Brasil Ecodiesel é avaliada pelo seu valor de liquidação
A dificuldade de obtenção de crédito combinada aos vencimentos batendo à porta levou o banco de investimentos Credit Suisse a rebaixar a recomendação para as ações da Brasil Ecodiesel e a avaliar o negócio pelo seu valor de liquidação.
O preço atribuído à totalidade da empresa foi de R$ 202 milhões, equivalente a 13% do valor dado quando a empresa chegou à Bovespa, em novembro de 2006 — na época, foi avaliada em R$ 1,515 bilhão. Quem comprou a ação na oferta inicial, a R$ 12,00, viu a cotação fechar ontem em R$ 1,79.
“Nosso novo preço-alvo não está baseado em fluxo de caixa descontado, mas no valor de liquidação, o que consideramos mais apropriado diante dos desafios de curto prazo da companhia para rolar suas dívidas”, escreveu Luiz Otávio Campos sobre o preço de R$ 1,60 atribuído como justo aos papéis. Pelas contas do banco, portanto, ainda há espaço para mais 11% de queda, frente ao pregão de ontem.

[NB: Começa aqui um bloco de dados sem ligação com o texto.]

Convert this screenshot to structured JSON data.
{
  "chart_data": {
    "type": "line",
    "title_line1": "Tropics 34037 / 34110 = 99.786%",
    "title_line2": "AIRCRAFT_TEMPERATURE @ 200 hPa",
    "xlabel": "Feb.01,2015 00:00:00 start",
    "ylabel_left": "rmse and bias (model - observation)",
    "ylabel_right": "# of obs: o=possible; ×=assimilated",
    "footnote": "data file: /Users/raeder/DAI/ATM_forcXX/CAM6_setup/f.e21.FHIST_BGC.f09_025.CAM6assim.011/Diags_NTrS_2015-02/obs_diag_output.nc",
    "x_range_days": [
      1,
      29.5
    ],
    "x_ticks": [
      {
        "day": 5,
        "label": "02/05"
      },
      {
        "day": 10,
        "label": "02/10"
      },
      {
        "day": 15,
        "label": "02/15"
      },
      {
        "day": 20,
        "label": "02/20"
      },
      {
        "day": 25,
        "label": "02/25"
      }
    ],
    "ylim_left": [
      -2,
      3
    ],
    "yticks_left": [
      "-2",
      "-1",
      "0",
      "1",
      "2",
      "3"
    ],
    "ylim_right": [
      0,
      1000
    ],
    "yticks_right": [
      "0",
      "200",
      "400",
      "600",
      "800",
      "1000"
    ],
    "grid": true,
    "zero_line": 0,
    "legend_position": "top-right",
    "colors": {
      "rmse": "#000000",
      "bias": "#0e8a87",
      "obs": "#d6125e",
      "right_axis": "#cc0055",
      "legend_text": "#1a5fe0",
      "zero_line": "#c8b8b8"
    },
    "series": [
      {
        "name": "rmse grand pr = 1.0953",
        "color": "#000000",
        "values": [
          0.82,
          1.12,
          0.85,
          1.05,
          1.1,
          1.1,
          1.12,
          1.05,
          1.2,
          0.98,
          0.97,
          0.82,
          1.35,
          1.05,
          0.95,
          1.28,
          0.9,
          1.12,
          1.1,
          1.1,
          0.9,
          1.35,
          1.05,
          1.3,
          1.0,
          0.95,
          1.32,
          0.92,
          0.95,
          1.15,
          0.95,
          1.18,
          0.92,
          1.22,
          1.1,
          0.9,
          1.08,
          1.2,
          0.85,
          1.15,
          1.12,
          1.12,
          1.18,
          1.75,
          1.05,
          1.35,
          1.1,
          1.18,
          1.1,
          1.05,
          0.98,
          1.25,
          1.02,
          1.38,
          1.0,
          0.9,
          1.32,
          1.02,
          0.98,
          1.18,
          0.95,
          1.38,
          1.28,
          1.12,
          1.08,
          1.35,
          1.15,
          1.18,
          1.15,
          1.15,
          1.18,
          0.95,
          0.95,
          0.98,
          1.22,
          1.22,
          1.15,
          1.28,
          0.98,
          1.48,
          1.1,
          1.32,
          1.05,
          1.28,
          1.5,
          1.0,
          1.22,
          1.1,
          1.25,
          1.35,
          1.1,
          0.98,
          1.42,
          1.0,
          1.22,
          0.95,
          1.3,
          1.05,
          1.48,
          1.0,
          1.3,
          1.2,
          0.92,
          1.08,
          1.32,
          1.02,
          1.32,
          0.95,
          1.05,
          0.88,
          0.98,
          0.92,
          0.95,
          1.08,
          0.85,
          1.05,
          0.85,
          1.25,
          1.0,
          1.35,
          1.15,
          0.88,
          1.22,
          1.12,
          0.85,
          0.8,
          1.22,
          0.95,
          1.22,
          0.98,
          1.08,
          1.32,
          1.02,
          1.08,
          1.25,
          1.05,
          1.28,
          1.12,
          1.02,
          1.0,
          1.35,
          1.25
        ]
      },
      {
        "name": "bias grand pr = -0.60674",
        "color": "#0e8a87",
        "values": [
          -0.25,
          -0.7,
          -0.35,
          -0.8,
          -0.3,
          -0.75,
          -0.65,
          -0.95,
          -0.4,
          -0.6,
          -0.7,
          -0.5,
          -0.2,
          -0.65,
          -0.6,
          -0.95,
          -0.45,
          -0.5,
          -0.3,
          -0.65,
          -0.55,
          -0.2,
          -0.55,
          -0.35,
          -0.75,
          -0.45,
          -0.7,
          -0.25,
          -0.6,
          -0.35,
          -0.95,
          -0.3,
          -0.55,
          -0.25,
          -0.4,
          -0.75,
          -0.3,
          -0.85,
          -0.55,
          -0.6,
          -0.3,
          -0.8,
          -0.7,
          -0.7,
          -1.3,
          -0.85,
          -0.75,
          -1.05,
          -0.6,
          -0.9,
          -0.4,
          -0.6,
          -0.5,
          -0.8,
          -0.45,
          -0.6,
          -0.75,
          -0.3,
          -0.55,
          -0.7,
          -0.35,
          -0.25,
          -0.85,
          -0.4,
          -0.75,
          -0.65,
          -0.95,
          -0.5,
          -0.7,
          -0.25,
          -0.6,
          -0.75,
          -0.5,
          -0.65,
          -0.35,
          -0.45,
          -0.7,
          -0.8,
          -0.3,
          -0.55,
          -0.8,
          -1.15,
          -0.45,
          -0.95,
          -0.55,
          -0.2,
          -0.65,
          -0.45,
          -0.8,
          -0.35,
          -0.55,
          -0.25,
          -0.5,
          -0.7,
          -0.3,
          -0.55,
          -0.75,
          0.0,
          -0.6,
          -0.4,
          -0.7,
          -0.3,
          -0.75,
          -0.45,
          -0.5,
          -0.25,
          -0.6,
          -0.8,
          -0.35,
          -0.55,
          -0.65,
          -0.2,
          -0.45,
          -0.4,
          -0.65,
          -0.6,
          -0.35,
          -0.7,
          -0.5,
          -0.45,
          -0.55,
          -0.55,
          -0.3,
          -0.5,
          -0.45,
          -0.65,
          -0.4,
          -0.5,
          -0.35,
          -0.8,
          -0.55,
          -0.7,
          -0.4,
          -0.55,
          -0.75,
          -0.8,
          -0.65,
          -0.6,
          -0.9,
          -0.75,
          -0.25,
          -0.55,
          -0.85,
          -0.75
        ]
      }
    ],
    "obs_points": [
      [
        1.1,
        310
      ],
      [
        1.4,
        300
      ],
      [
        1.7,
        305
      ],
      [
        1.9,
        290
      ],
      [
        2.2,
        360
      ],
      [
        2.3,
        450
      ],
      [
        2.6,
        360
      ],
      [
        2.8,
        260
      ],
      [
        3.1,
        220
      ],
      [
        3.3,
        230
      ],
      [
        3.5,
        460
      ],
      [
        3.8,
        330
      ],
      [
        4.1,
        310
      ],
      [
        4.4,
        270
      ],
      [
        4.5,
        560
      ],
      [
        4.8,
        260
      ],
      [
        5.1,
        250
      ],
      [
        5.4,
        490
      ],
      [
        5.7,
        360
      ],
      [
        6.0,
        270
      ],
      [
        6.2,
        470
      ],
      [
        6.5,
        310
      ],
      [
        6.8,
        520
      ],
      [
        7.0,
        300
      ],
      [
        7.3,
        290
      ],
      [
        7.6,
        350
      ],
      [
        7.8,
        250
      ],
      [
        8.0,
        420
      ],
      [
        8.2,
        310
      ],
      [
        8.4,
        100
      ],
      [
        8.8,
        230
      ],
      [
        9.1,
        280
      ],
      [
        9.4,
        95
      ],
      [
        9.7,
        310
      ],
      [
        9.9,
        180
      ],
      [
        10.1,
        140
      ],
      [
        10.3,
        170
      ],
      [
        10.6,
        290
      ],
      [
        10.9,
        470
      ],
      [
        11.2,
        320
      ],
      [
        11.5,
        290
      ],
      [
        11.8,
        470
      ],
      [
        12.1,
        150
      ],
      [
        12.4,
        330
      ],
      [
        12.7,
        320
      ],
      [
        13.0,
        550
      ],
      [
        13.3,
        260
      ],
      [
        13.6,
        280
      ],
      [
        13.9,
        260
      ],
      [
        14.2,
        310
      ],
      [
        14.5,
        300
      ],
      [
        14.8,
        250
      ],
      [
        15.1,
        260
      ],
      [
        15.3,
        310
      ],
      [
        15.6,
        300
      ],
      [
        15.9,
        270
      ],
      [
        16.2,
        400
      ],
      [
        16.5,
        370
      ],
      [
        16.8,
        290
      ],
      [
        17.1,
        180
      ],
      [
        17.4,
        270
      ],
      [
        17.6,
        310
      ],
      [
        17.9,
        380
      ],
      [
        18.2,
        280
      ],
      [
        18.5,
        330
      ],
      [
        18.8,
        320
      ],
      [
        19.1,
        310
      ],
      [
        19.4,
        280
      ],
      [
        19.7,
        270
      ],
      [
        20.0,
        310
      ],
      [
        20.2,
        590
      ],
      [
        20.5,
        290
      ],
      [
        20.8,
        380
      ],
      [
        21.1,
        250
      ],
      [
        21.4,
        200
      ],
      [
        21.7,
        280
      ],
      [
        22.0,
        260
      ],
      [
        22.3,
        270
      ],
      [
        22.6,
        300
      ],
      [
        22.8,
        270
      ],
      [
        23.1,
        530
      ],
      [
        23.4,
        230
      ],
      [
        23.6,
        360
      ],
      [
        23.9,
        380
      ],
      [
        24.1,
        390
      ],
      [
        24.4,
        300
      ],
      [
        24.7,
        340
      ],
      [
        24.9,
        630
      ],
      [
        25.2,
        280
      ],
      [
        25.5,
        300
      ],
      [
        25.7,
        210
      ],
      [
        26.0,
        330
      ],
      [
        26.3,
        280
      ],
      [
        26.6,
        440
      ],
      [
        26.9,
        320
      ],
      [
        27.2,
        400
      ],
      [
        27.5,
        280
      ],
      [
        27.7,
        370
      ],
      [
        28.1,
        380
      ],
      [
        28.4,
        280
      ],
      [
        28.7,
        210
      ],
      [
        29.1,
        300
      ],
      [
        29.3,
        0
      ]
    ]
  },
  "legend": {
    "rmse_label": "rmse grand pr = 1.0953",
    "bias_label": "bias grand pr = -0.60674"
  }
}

No fim de março, a Brasil Ecodiesel tinha R$ 235 milhões em dívidas e R$ 5,8 milhões disponíveis. Do total devido, quase 90% vencem até março de 2009. Recentemente, já em dificuldades para conseguir capital de giro, a companhia teve de recorrer ao principal sócio e fundador do negócio, Nelson Côrtes da Silveira. Ele forneceu R$ 30 milhões à empresa. No entanto, até mesmo esse alívio tem prazo curto. A data de assinatura dos contratos é 20 de junho, com vencimento dos créditos em 60 dias. A empresa têm, portanto, mais dez dias para ver como pagará seu sócio controlador.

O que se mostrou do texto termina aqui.